As well as having a beautiful and shapely body, the CX-5 also incorporates what Mazda describe as SkyActiv technology which centres on three key areas - sophisticated lightweight platform technology, advanced fuel saving engines and efficient manual and automatic transmissions.
The styling of the CX-5 reminded me of the Nissan Qashqai which started this market sector but I found the Mazda a more dynamic car than the Qashqai I once owned and there is no doubt that this Mazda raises the bar in the very competitive crossover class.
CX-5 can be acquired with either two or four wheel drive and my test car was the two wheel drive CX-5 2.2 SE-L Nav Auto which had a 150bhp diesel engine and automatic transmission and cost £24,695.
The 2.2-litre engine provided the CX-5 with a top speed of 123mph, a zero to 62mph time of 10 seconds, a combined fuel consumption of 53.3mpg and CO2 emissions of 139g/km - the on board trip computer showed the fuel consumption to be less than this figure which is normal for most cars in real world driving.

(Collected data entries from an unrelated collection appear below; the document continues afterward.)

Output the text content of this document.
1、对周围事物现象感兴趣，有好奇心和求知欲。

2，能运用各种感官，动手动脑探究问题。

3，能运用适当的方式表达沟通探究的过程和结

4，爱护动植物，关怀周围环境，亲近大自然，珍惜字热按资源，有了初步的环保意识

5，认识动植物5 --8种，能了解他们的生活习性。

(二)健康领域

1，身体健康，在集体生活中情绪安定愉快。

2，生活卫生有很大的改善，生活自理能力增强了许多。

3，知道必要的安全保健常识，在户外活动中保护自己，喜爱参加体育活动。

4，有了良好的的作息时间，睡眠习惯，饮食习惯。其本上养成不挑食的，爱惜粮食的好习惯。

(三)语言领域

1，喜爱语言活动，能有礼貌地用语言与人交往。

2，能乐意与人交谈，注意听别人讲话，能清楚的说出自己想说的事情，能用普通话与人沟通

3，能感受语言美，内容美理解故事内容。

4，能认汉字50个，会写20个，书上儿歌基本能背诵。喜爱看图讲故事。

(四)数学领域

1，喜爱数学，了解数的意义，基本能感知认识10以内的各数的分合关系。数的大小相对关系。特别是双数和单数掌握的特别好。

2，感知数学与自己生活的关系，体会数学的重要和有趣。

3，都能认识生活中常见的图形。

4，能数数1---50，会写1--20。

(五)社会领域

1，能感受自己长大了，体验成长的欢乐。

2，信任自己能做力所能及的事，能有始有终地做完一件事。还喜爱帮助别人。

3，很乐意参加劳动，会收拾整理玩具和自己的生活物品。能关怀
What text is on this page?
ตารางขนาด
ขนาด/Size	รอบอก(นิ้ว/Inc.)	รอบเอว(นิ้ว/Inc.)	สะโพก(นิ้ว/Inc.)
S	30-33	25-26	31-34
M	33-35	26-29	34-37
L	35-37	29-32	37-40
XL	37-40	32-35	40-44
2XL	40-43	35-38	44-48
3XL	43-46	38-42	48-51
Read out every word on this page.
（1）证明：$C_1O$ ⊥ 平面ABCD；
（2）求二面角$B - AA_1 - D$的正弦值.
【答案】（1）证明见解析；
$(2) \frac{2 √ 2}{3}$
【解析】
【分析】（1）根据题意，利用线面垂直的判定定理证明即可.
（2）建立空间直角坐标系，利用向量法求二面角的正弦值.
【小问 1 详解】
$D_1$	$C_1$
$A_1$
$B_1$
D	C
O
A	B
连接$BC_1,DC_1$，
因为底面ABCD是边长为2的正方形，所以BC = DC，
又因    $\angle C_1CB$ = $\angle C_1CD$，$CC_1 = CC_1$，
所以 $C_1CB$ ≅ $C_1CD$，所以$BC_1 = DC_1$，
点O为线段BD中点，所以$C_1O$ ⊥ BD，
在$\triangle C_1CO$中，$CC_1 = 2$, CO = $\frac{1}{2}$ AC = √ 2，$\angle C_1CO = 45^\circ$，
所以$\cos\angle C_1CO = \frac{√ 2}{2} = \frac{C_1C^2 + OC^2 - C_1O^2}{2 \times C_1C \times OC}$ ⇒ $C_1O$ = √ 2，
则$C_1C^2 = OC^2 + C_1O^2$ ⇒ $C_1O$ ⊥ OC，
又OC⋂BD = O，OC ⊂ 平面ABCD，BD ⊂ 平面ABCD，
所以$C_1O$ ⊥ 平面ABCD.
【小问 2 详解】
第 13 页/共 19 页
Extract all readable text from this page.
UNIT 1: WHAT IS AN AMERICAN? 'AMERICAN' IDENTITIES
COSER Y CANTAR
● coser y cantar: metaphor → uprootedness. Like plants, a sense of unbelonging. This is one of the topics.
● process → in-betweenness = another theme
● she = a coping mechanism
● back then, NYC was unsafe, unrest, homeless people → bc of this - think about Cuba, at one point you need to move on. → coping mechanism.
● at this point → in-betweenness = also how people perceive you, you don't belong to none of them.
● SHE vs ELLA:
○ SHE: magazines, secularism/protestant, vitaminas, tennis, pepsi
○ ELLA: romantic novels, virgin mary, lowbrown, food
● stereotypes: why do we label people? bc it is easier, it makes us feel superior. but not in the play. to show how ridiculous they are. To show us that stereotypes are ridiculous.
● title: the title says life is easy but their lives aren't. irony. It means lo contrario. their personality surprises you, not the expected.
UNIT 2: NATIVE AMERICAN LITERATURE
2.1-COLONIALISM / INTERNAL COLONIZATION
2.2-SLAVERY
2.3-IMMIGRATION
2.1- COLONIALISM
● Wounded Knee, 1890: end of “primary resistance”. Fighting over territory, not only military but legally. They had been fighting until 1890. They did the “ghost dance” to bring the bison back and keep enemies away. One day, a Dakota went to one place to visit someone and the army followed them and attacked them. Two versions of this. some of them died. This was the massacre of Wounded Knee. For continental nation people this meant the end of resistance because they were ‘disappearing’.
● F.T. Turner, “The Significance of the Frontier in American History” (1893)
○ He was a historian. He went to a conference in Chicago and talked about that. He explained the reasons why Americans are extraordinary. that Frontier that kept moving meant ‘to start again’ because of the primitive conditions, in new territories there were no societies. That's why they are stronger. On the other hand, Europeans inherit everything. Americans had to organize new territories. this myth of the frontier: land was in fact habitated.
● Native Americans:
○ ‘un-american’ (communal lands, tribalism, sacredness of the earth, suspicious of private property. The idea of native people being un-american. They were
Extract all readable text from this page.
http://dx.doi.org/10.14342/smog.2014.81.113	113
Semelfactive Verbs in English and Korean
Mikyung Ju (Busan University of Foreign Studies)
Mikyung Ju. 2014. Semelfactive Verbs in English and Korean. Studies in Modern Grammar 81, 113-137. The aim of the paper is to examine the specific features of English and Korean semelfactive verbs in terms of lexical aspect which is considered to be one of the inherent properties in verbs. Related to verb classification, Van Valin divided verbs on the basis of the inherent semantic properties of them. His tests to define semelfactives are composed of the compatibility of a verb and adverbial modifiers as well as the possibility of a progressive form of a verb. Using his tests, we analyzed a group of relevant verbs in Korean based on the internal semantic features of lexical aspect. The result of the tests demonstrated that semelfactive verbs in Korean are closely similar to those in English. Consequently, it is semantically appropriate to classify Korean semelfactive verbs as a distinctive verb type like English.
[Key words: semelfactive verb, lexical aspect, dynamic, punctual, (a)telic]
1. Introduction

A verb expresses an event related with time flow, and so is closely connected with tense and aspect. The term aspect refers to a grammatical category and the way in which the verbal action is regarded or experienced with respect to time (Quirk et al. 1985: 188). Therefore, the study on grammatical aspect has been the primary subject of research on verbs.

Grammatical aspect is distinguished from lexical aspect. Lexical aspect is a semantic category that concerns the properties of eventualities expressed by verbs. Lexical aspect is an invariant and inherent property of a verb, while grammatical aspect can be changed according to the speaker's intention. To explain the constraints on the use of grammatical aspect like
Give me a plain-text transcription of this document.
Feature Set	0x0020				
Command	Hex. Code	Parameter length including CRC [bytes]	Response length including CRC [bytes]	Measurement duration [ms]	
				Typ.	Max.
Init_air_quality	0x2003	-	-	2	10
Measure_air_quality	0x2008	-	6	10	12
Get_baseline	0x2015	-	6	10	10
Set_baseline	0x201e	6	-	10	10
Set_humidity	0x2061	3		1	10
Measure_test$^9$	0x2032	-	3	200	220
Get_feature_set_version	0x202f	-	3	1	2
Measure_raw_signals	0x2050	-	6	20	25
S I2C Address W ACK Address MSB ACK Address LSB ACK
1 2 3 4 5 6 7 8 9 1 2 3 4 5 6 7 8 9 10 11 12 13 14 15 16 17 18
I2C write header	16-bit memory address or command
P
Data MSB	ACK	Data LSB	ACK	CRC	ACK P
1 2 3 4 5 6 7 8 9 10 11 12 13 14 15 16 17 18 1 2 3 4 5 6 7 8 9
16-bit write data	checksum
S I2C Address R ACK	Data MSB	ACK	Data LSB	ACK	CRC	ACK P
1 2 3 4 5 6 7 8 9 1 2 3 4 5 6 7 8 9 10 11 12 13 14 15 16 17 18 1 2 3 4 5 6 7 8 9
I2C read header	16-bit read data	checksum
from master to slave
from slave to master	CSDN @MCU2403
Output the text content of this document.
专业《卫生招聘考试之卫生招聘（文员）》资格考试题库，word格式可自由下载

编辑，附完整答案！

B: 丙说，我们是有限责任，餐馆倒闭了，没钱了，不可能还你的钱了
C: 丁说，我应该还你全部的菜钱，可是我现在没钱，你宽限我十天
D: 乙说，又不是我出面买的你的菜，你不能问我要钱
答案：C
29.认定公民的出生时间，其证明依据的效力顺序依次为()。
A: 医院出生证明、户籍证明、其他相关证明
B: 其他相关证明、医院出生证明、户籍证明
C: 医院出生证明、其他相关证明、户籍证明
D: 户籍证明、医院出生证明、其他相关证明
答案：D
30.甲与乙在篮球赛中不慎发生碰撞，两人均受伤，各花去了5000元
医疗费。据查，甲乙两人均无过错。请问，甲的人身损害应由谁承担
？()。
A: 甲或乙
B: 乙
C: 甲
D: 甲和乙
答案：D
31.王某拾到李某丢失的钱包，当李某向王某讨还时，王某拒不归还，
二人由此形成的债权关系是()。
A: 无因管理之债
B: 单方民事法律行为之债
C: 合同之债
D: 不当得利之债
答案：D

I liked the design of the roomy and comfortable interior especially the controls and instruments apart from one thing - the location of the engine stop-start button which was completely hidden behind the winker stalk and even I could have found a more user friendly location for this control!
On the road the diesel engine provided a very lively and quiet performance and the car had good handling qualities with smooth changes on the six speed automatic gearbox although I would have preferred the steering to have had a little more feel about it.
At the rear is a large load area that will hold enough holiday luggage and equipment for most owners and underneath this there is a puncture repair kit but no spare wheel which is now the norm with most new cars - although I prefer a spare or space saver wheel and paid £80 for the security of a spare wheel on my last new car.
Overall I liked the CX-5 and Mazda has done a really good job with the car but it is unfortunate that they did not launch it earlier before other competitors became established especially Qashqai which is now beginning to get a bit long in the tooth.
My Verdict: An MPV that should be seriously considered.